Ainsi va le monde et le dessin exceptionnel de Fabrizio Dori qui accompagne Eustis, mais aussi ses compagnons de route : Léandros, héros grec oublié de ne pas avoir accompli de faits d’armes remarquables, ou le professeur, petit humain à la recherche du sphinx. Le lecteur, qui a abandonné son rationalisme le long de ce périple, s’associe à cette quête pour côtoyer Morphée, Hécate, Chiron « psychothérapeute des Dieux » et beaucoup d’autres plus ou moins connus. L’humour, le décalage des époques, le grotesque des situations dissimulent une érudition pointue de cette mythologie grecque trop souvent réduite à quelques clichés.

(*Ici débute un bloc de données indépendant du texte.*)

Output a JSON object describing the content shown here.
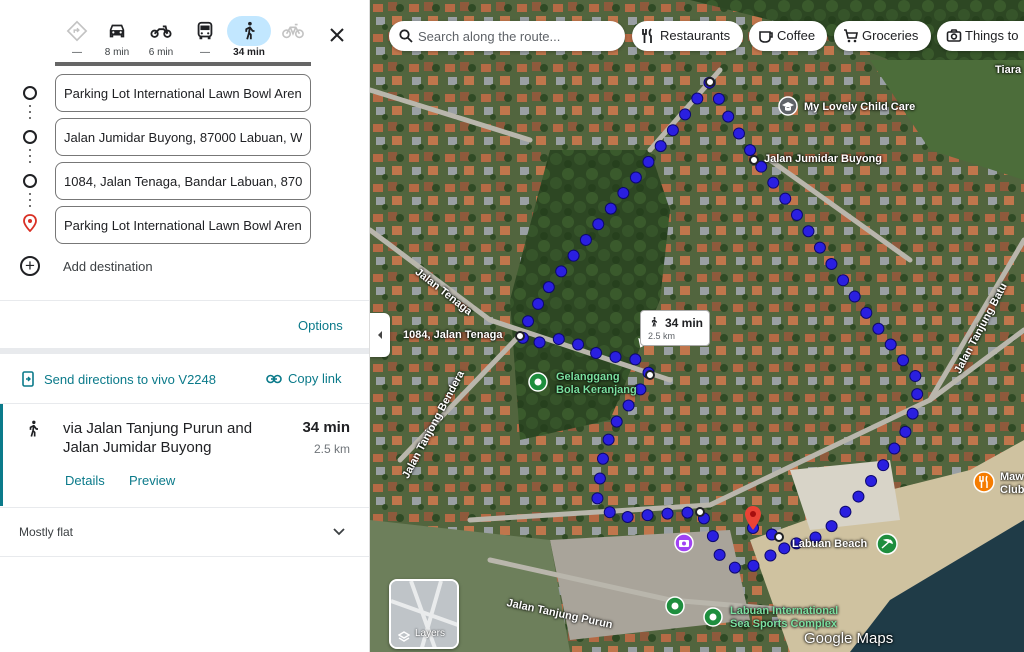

On voyage ainsi dans un flou chronologique, quand un parc d’attractions d’aujourd’hui se confond avec une décharge transformée en demeure d’Hadès. Ce mélange temporel s’accompagne de dessins exceptionnels qui empruntent à toutes les époques et l’on s’amuse à découvrir les arabesques d’un ciel étoilé de Vincent Van Gogh, que croise d’ailleurs Eustis (normal pour un dieu habitant un champ de tournesols). Les violines rappellent Paul Gauguin, celui de Pont-Aven comme des Marquises. Les arbres fluctuent et flanchent comme dans les toiles des nabis (N.D.L.R. : mouvement artistique postimpressionniste, né à la fin du XIXe siècle de la rencontre de Paul Sérusier avec Paul Gauguin). Les gros plans expressifs sont ceux de Edvard Munch et les silhouettes dorées, celles de Gustav Klimt. De chapitre en chapitre, de rencontre en rencontre, le style graphique change, éclate, étourdit.
Fabrizio Dori prend parti pour son satyre, écrabouillé par LE Dieu qui a empli « le cœur des hommes, de mensonges et d’illusions ». Plus que par la critique, il préfère cependant faire l’éloge, par le dessin, de ces temps dionysiaques qu’il peint avec une beauté indicible.
Eustis retrouve ses oreilles pointues et ses petites cornes frontales. Il retrouve sa nudité et les yeux fixes du léopard qu’il porte sur ses épaules. Une fête flamboyante clôture cet album unique qui donne envie de se plonger encore dans l’univers de Fabrizio Dori, qui avec Gauguin l’autre monde avait déjà ouvert en grand les portes de notre imaginaire. Et de nos yeux.
Le Dieu Vagabond – Scénario et dessin de Fabrizio Dori – Éditions Sarbacane. 160 pages. Parution : 2 janvier 2019. Prix : 25€.
Après avoir étudié à l’Académie des Beaux-Arts de Brera à Milan, Fabrizio Dori
a travaillé dans le domaine de l’art. Il a exposé à Milan, Modène, Vérone, Ravenne, Udine, dans des galeries comme Luciano Inga-Pin, Studio d’Arte Cannaviello, Ninapì, ArteRicambi, Galleria San Salvatore…. Il a publié en Italie le roman graphique Uno in diviso tiré du roman de Alcide Pierantozzi. Il vit à Milan et travaille comme illustrateur et auteur de bandes dessinées. Chez Sarbacane, il est l’auteur et l’illustrateur de Gauguin, l’autre monde qui a remporté un joli succès.